I found I enjoyed all of them, though some more than others. "Missile Gap" is always good, and there is a part of me that wants to see more of this tragedy. It involves the Earth of the Cuban missile crisis suddenly relocated to a huge disk a million years and million light years from their origin.

"Rogue Farm" is about a post-singularity England and the remaining humans and post-humans in conflict.

"A Colder War" is always chilling. And you have to wonder at the end - is Roger in the simulation spaces?

"Maxos" is a nice chuckle worthy bit of small fiction where SETI meets certain internet behaviors.

"Down on the Farm" revisits the Laundry universe and Bob is sent to inspect a very special hospital the Laundry maintains. Humor, snark and other dimensional horrors ensue.
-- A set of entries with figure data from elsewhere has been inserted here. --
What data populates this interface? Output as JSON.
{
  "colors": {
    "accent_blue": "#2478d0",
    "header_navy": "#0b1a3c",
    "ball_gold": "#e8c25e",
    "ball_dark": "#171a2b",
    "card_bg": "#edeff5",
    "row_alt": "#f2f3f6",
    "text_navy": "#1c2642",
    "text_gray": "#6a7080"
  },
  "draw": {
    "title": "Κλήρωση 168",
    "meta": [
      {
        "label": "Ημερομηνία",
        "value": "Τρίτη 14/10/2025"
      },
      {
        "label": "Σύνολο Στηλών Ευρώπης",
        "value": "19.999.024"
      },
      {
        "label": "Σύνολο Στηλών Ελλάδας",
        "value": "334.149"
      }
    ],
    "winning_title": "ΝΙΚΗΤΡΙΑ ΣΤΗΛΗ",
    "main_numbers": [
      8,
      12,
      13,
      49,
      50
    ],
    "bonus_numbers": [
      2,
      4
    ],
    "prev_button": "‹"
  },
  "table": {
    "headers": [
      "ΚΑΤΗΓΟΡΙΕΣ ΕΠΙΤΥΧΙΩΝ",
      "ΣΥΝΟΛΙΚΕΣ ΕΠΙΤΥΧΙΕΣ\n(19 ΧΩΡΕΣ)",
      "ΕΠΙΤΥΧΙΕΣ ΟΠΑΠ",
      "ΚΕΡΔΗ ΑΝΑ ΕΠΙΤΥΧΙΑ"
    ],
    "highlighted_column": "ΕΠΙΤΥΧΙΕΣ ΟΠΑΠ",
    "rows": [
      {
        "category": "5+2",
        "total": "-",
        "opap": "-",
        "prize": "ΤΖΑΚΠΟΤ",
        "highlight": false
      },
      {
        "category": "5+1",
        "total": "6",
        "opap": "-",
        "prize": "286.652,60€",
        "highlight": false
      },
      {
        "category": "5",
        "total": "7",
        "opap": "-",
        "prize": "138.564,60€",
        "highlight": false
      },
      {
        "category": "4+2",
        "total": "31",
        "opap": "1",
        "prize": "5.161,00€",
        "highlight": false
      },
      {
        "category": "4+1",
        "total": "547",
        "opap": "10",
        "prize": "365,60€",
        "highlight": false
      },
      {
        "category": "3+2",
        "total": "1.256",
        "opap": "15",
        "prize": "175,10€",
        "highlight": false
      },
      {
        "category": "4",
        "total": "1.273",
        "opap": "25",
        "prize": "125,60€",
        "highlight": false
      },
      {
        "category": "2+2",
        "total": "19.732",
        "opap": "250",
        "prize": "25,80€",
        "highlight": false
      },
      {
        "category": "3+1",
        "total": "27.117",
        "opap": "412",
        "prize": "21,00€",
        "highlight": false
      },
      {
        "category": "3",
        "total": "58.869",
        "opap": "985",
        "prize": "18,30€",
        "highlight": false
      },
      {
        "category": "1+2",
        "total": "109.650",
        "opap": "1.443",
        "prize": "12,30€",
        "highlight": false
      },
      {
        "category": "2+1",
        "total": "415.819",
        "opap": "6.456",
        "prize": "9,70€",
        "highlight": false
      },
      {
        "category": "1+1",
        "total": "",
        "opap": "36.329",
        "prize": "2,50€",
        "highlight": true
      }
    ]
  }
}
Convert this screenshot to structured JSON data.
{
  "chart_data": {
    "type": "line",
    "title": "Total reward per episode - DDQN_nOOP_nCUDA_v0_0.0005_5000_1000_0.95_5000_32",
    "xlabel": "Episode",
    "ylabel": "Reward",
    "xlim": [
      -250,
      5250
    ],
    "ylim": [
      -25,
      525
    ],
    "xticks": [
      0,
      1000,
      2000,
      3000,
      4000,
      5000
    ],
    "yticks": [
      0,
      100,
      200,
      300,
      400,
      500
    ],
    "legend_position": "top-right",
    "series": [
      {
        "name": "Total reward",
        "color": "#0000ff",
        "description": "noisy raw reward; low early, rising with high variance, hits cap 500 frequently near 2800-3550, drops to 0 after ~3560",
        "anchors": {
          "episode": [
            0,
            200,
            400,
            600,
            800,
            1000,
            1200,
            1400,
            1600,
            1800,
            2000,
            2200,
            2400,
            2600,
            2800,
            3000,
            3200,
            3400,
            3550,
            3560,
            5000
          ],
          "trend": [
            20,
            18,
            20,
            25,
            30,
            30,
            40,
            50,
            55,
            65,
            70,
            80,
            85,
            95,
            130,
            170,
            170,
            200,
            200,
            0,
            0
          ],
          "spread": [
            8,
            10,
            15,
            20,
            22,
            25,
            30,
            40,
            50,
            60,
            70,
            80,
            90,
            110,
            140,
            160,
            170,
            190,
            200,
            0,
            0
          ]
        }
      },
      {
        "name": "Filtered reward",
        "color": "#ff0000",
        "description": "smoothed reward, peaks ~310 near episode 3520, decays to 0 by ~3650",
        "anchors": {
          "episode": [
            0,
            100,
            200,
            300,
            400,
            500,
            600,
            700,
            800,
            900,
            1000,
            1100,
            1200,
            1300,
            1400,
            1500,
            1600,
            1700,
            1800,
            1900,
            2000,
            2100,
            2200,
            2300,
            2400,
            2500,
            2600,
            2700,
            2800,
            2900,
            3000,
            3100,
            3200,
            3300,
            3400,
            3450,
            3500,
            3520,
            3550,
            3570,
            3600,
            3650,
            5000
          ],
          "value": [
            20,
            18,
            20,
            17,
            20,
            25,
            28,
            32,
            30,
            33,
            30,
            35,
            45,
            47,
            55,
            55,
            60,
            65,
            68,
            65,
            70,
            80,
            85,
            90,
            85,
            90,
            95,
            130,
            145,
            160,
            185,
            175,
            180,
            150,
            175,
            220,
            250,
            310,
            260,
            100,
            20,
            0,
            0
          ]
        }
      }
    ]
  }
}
And oh yes, Dalek parodies...

"Unwirer" is a collaboration piece with Cory Doctorow (sort of like the Jury Duty series). Anyway, the premise is that the US treats the internet like drugs and puts Jack Valenti in charge of the FCC.

"Snowballs Chance" is a sneaky little favorite of mine. In it, a real shit gets one free wish from the Devil for all the misery he's created. Then it gets interesting ...

"Trunk and Disorderly" is a P.G. Wodehouse tribute, and while I liked it, I thought it suffered from Stross trying too hard with it.

"Palimpsest" is a time patrol and time travel piece. And it really needs to be a novel. It opens with Pierce as an agent candidate being sent back in time to kill his own grandfather (an anti-nepotism measure) to gain admission to the Stasis (the time patrol). The novella follows Pierce through training, trainee mission, and a time travel ambush I'm still trying to figure out. And on and on. Its neat - it has time travel logic twists, a decent character and a mystery. Plus some stellar engineering and a sensawunda. The Stasis doesn't have anything as abstract as a maintaining history in its charter, its is to preserve the human species, no matter what.

It could be better though - some more about Pierce history, the women in his life (as characters in their own right), possibly some of the stellar engineering up close from one of the people involved would be worth it. And, oh yes, some more from the folks in Stasis Internal Affairs, differing versions of the opposition and some more of the Science Empires, Engineering Republics and the reseeded humanity and ecologies that the Stasis plants.

Anyway, worth the money and the time.